Unfortunately I do not think there is an easy answer to this, other than to say that the simpler you make your mobile site the more likely it is to appear correctly/consistently across multiple devices/networks. You also need to consider the 'app' mindset with iPhone, where something that previously might have been presented simply as a web site, is now frequently presented in an app instead. Finally, bear in mind that many phones do not support flash (iPhone famously..), silverlight, javascript etc. If your site loses too much of its look and feel without these than you may have to redirect to targeted sub-sites per phone type.
See this similar question which may help you get a feel first for how your web site looks on different devices and in different networks:
Testing Mobile Sites
If you do need to change the look and feel for different phones, then you will need some way to detect the phone types - there are many articles etc about this which you should be able to find with Google - for example:
http://www.hand-interactive.com/resources/detect-mobile-php.htm
Again, it would be good to test whatever one you use in your target network to check it works as expected (operators may use devices, for example proxies and optimisers, which may affect how things arrive at your webserver or phone...).

Repurposing a site for mobile platform

I have an existing website running.
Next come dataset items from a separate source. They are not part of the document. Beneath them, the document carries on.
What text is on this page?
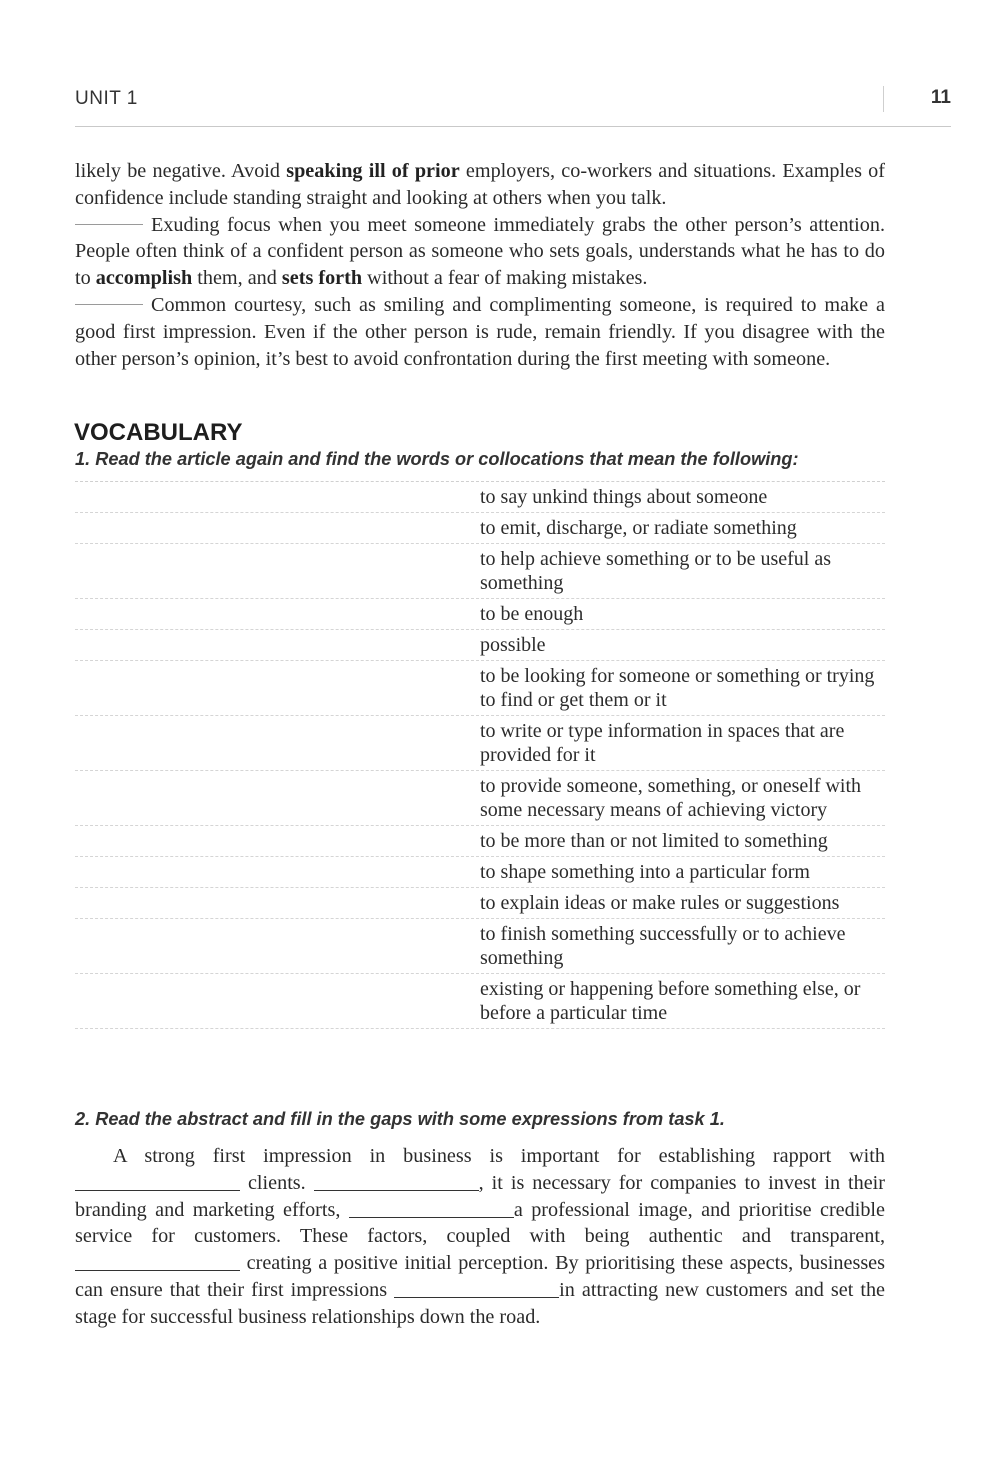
UNIT 1	11

likely be negative. Avoid speaking ill of prior employers, co-workers and situations. Examples of confidence include standing straight and looking at others when you talk.

Exuding focus when you meet someone immediately grabs the other person’s attention. People often think of a confident person as someone who sets goals, understands what he has to do to accomplish them, and sets forth without a fear of making mistakes.

Common courtesy, such as smiling and complimenting someone, is required to make a good first impression. Even if the other person is rude, remain friendly. If you disagree with the other person’s opinion, it’s best to avoid confrontation during the first meeting with someone.

VOCABULARY

1. Read the article again and find the words or collocations that mean the following:

to say unkind things about someone
to emit, discharge, or radiate something
to help achieve something or to be useful as something
to be enough
possible
to be looking for someone or something or trying to find or get them or it
to write or type information in spaces that are provided for it
to provide someone, something, or oneself with some necessary means of achieving victory
to be more than or not limited to something
to shape something into a particular form
to explain ideas or make rules or suggestions
to finish something successfully or to achieve something
existing or happening before something else, or before a particular time

2. Read the abstract and fill in the gaps with some expressions from task 1.

A strong first impression in business is important for establishing rapport with  clients.	, it is necessary for companies to invest in their branding and marketing efforts,	a professional image, and prioritise credible service for customers. These factors, coupled with being authentic and transparent,  creating a positive initial perception. By prioritising these aspects, businesses can ensure that their first impressions	in attracting new customers and set the stage for successful business relationships down the road.
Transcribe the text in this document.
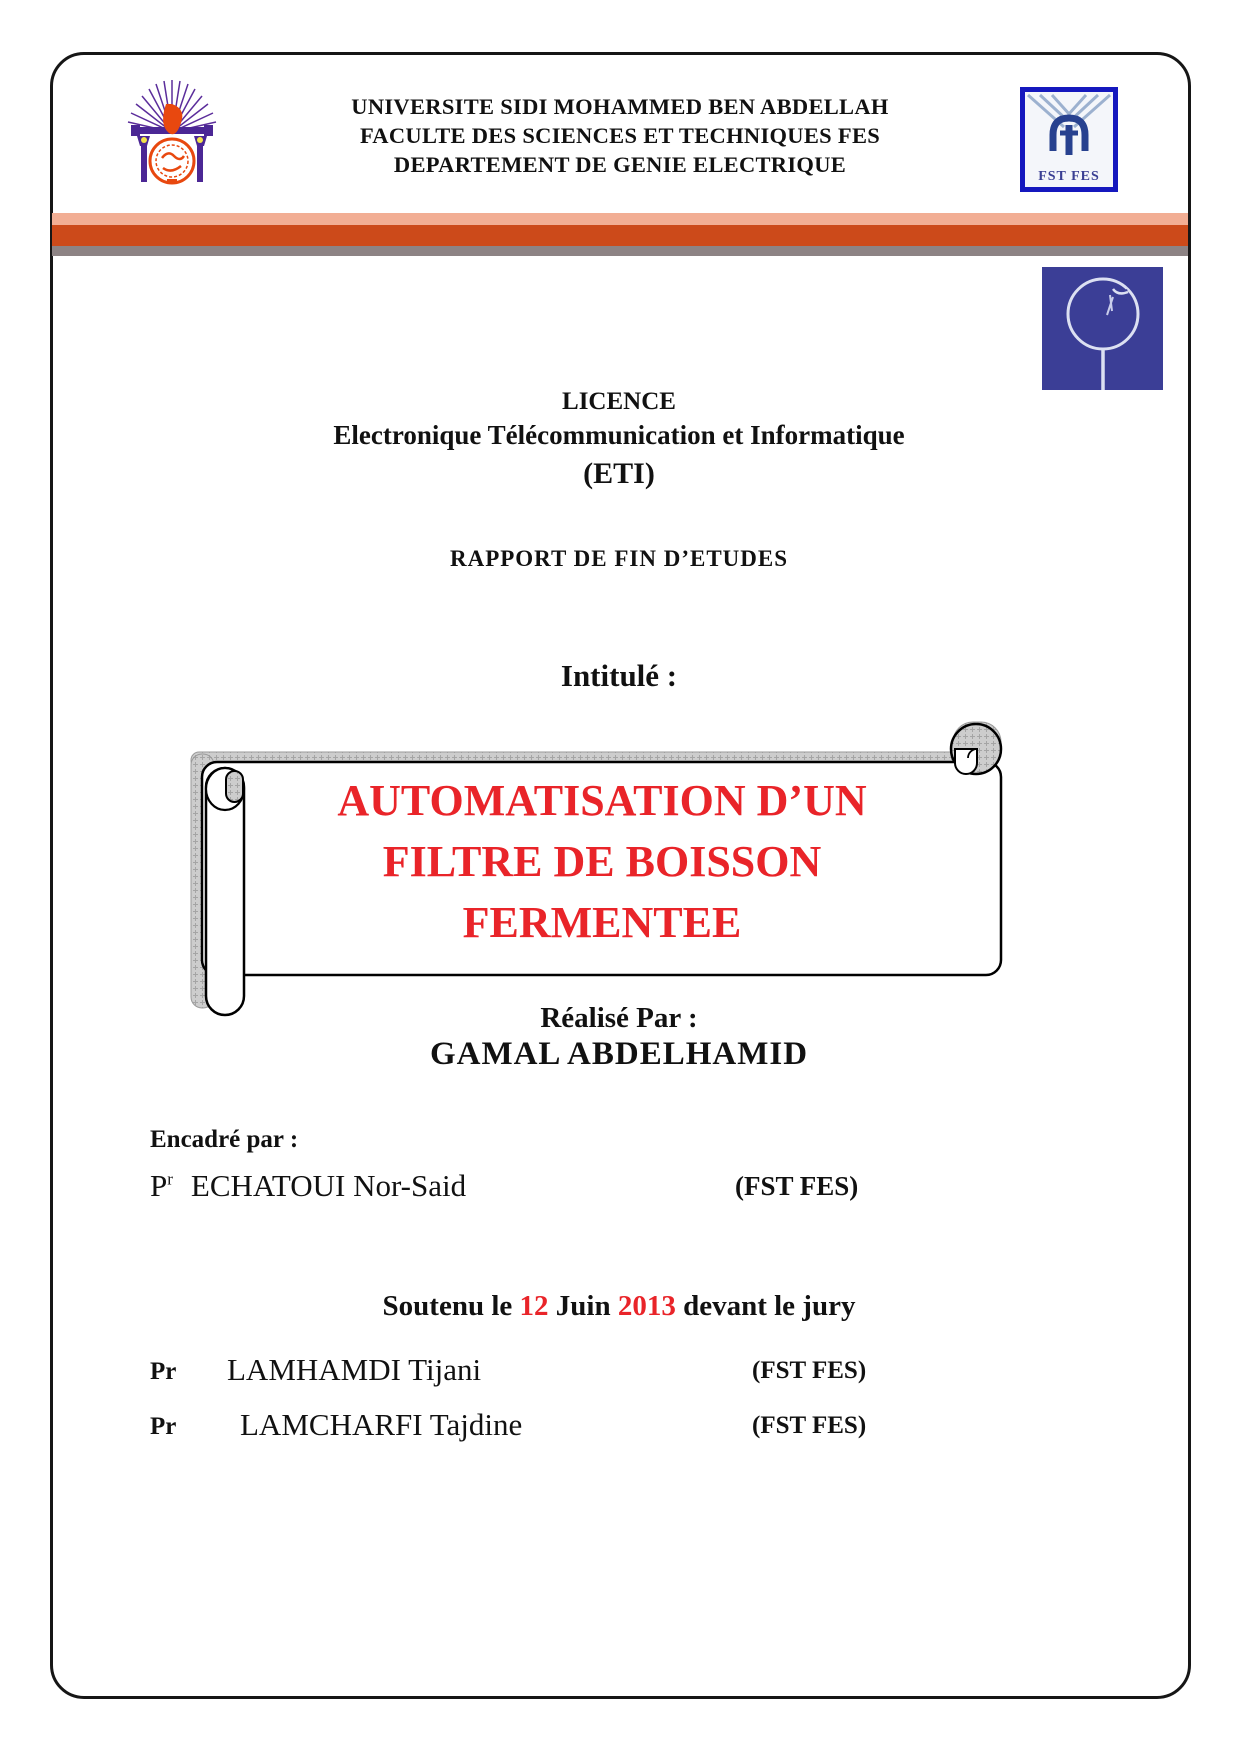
UNIVERSITE SIDI MOHAMMED BEN ABDELLAH
FACULTE DES SCIENCES ET TECHNIQUES FES
DEPARTEMENT DE GENIE ELECTRIQUE	FST FES
LICENCE
Electronique Télécommunication et Informatique
(ETI)
RAPPORT DE FIN D’ETUDES
Intitulé :
AUTOMATISATION D’UN
FILTRE DE BOISSON
FERMENTEE
Réalisé Par :
GAMAL ABDELHAMID
Encadré par :
$P^r$ ECHATOUI Nor-Said	(FST FES)
Soutenu le 12 Juin 2013 devant le jury
Pr LAMHAMDI Tijani	(FST FES)
Pr LAMCHARFI Tajdine	(FST FES)
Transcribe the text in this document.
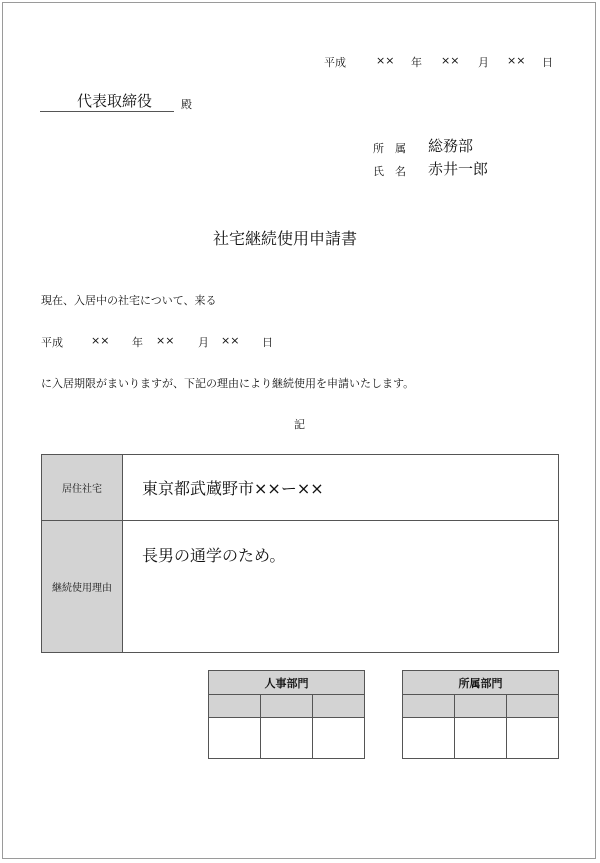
平成	×× 年 ×× 月 ×× 日
代表取締役	殿
所　属 総務部
氏　名 赤井一郎
社宅継続使用申請書
現在、入居中の社宅について、来る
平成	×× 年 ×× 月 ×× 日
に入居期限がまいりますが、下記の理由により継続使用を申請いたします。
記
居住社宅	東京都武蔵野市××ー××
継続使用理由	長男の通学のため。
人事部門		

			所属部門		
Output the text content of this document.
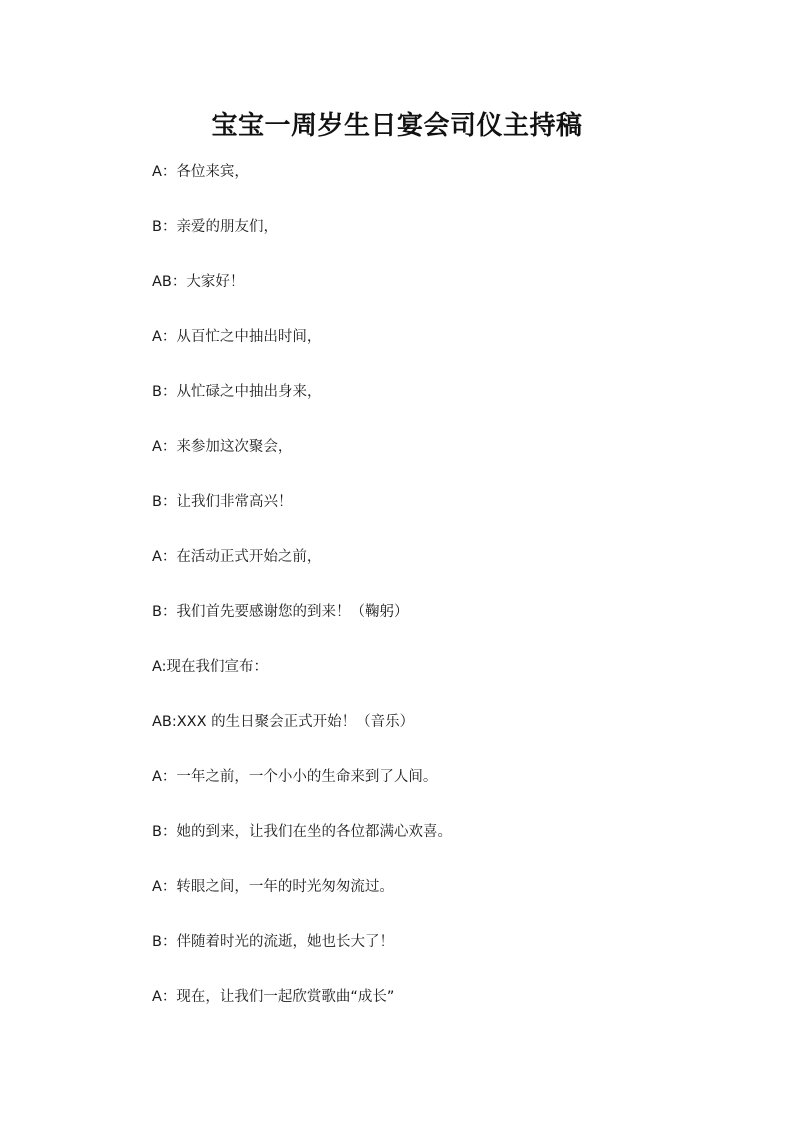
宝宝一周岁生日宴会司仪主持稿
A：各位来宾，
B：亲爱的朋友们，
AB：大家好！
A：从百忙之中抽出时间，
B：从忙碌之中抽出身来，
A：来参加这次聚会，
B：让我们非常高兴！
A：在活动正式开始之前，
B：我们首先要感谢您的到来！（鞠躬）
A:现在我们宣布：
AB:XXX 的生日聚会正式开始！（音乐）
A：一年之前，一个小小的生命来到了人间。
B：她的到来，让我们在坐的各位都满心欢喜。
A：转眼之间，一年的时光匆匆流过。
B：伴随着时光的流逝，她也长大了！
A：现在，让我们一起欣赏歌曲“成长”
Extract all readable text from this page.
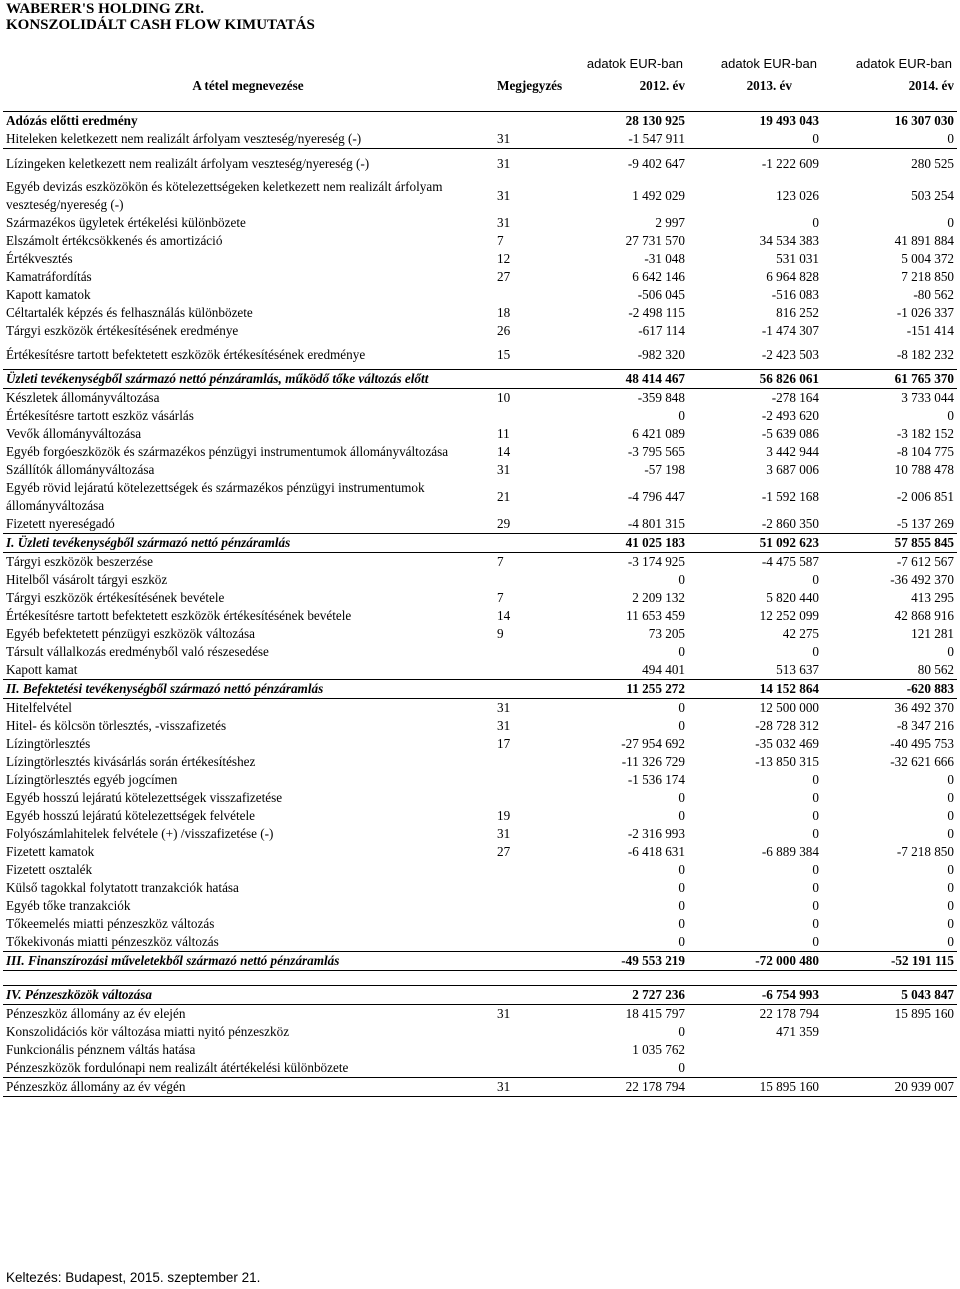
WABERER'S HOLDING ZRt.
KONSZOLIDÁLT CASH FLOW KIMUTATÁS
adatok EUR-ban	adatok EUR-ban	adatok EUR-ban
A tétel megnevezése	Megjegyzés	2012. év	2013. év	2014. év

Adózás előtti eredmény		28 130 925	19 493 043	16 307 030
Hiteleken keletkezett nem realizált árfolyam veszteség/nyereség (-)	31	-1 547 911	0	0
Lízingeken keletkezett nem realizált árfolyam veszteség/nyereség (-)	31	-9 402 647	-1 222 609	280 525
Egyéb devizás eszközökön és kötelezettségeken keletkezett nem realizált árfolyam veszteség/nyereség (-)	31	1 492 029	123 026	503 254
Származékos ügyletek értékelési különbözete	31	2 997	0	0
Elszámolt értékcsökkenés és amortizáció	7	27 731 570	34 534 383	41 891 884
Értékvesztés	12	-31 048	531 031	5 004 372
Kamatráfordítás	27	6 642 146	6 964 828	7 218 850
Kapott kamatok		-506 045	-516 083	-80 562
Céltartalék képzés és felhasználás különbözete	18	-2 498 115	816 252	-1 026 337
Tárgyi eszközök értékesítésének eredménye	26	-617 114	-1 474 307	-151 414
Értékesítésre tartott befektetett eszközök értékesítésének eredménye	15	-982 320	-2 423 503	-8 182 232
Üzleti tevékenységből származó nettó pénzáramlás, működő tőke változás előtt		48 414 467	56 826 061	61 765 370
Készletek állományváltozása	10	-359 848	-278 164	3 733 044
Értékesítésre tartott eszköz vásárlás		0	-2 493 620	0
Vevők állományváltozása	11	6 421 089	-5 639 086	-3 182 152
Egyéb forgóeszközök és származékos pénzügyi instrumentumok állományváltozása	14	-3 795 565	3 442 944	-8 104 775
Szállítók állományváltozása	31	-57 198	3 687 006	10 788 478
Egyéb rövid lejáratú kötelezettségek és származékos pénzügyi instrumentumok állományváltozása	21	-4 796 447	-1 592 168	-2 006 851
Fizetett nyereségadó	29	-4 801 315	-2 860 350	-5 137 269
I. Üzleti tevékenységből származó nettó pénzáramlás		41 025 183	51 092 623	57 855 845
Tárgyi eszközök beszerzése	7	-3 174 925	-4 475 587	-7 612 567
Hitelből vásárolt tárgyi eszköz		0	0	-36 492 370
Tárgyi eszközök értékesítésének bevétele	7	2 209 132	5 820 440	413 295
Értékesítésre tartott befektetett eszközök értékesítésének bevétele	14	11 653 459	12 252 099	42 868 916
Egyéb befektetett pénzügyi eszközök változása	9	73 205	42 275	121 281
Társult vállalkozás eredményből való részesedése		0	0	0
Kapott kamat		494 401	513 637	80 562
II. Befektetési tevékenységből származó nettó pénzáramlás		11 255 272	14 152 864	-620 883
Hitelfelvétel	31	0	12 500 000	36 492 370
Hitel- és kölcsön törlesztés, -visszafizetés	31	0	-28 728 312	-8 347 216
Lízingtörlesztés	17	-27 954 692	-35 032 469	-40 495 753
Lízingtörlesztés kivásárlás során értékesítéshez		-11 326 729	-13 850 315	-32 621 666
Lízingtörlesztés egyéb jogcímen		-1 536 174	0	0
Egyéb hosszú lejáratú kötelezettségek visszafizetése		0	0	0
Egyéb hosszú lejáratú kötelezettségek felvétele	19	0	0	0
Folyószámlahitelek felvétele (+) /visszafizetése (-)	31	-2 316 993	0	0
Fizetett kamatok	27	-6 418 631	-6 889 384	-7 218 850
Fizetett osztalék		0	0	0
Külső tagokkal folytatott tranzakciók hatása		0	0	0
Egyéb tőke tranzakciók		0	0	0
Tőkeemelés miatti pénzeszköz változás		0	0	0
Tőkekivonás miatti pénzeszköz változás		0	0	0
III. Finanszírozási műveletekből származó nettó pénzáramlás		-49 553 219	-72 000 480	-52 191 115

IV. Pénzeszközök változása		2 727 236	-6 754 993	5 043 847
Pénzeszköz állomány az év elején	31	18 415 797	22 178 794	15 895 160
Konszolidációs kör változása miatti nyitó pénzeszköz		0	471 359	
Funkcionális pénznem váltás hatása		1 035 762		
Pénzeszközök fordulónapi nem realizált átértékelési különbözete		0		
Pénzeszköz állomány az év végén	31	22 178 794	15 895 160	20 939 007
Keltezés: Budapest, 2015. szeptember 21.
I want this site to be able to be viewed on mobiles smart phones as well. I am ready to shave off some stuff, but would like to know how can I test this and are there any tools/guidelines on how to repurpose the site to be best viewed on mobile phones ? How to detect on the web site whether a mobile phone or a PC is hitting the site and accordingly serve the appropriate content.
There are few factors to consider such as:
- screen size
- touch vs non-touch
To detect whether the mobile phone hitting your site, you can simply verify the user agent.
There is a good article on this at A List Apart which will answer your implementation questions: Put Your Content in My Pocket
You can test by setting the user agent of your browser to that of mobile device. This can be done in safari under the develop settings, or firefox has various plugins.
And a tip, don't use anything that requires hover functionality. Touch screens don't hover.
You will find out it's a strange new world at http://mtld.mobi/
First decision you should make is which mobile platforms you want to support, then start coding...
As some one mentioned http://mtld.mobi/ is the best place to start for resources but for testing I would use http://ready.mobi that will test and debug your site and provide interface to viewing your website in mobile platforms.
First you need to decide what platforms/browsers you are going to support. If it is only smart phones like Android/Iphone/Blackberry it would be a pretty safe bet that as long as the website works in crome and isn't VERY javascript intensive and the site is catered for smaller screens it would be fine.
That is the theory in practise mobile is mobile and real world testing is the only way to go for 100% coverage.